What is ‘Manu’? Exploring local imaginaries of place around Peru’s biodiversity hotspot

What is ‘Manu’? Exploring local imaginaries of place around Peru’s biodiversity hotspot

CO304


Speaker: Eduardo Salazar Moreira

Victoria University of Wellington

The rainforests of Manu, in Peru, hold high levels of biodiversity and abundant natural resources. For a long time, these forests have been inhabited, managed and preserved by several groups of Indigenous people. Nonetheless, Manu’s abundance in resources has motivated the interest of powerful institutions that have attempted to impose their notions of development and conservation for several decades. These attempts at imposing changes from the outside have not produced an overall positive result, as communities remain economically poor and unsympathetic towards conservation. The unsatisfied needs of the people of Manu have recently incentivized popular support for the expansion of the only road in this area. This is expected to improve conditions for local communities but could also make Manu even more accessible to illegal logging and cocaine trafficking, as well as increasing deforestation dramatically.

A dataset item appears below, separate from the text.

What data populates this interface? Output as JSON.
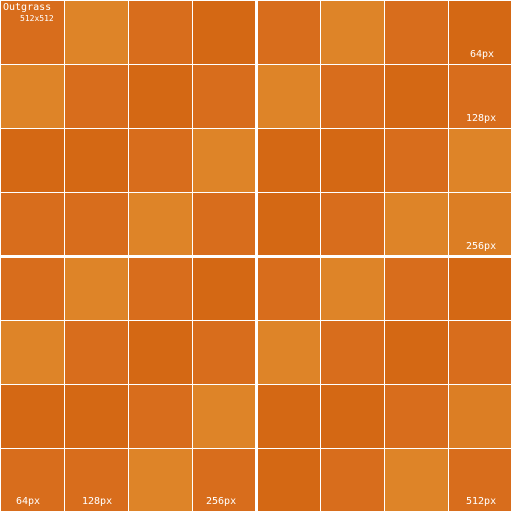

Among all these prospects for change, little attention has been paid to what marginalized actors think or aspire to, despite how this could reveal useful alternatives to strategies that have failed so far. Therefore, the research I propose aims to adopt a political ecology stance to explore the processes through which the diverse imaginaries around Manu are being negotiated in a context of change caused by road expansion.

Biography:

Eduardo is studying for the PhD in Geography, focusing on the political ecology of conservation, development and Indigenous rights. Born in Lima, in the coast of Peru, he had a brief career in the Peruvian not-for-profit sector, which concluded with two years working in the Manu province of Peru’s southern Amazon. After this, Eduardo began his research about road expansion in Manu as part of the MSc in Environment and Development at the University of Edinburgh in Scotland. The dissertation that resulted from his master’s is soon to be published as a short book with Dr. Marcela Palomino-Schalscha as co-author. Eduardo’s continued interest in the case of Manu, where some of the world’s most biodiverse protected areas are surrounded by poverty-stricken communities that depend on logging for a living, has taken him to focus his PhD research on place-making in the Manu province.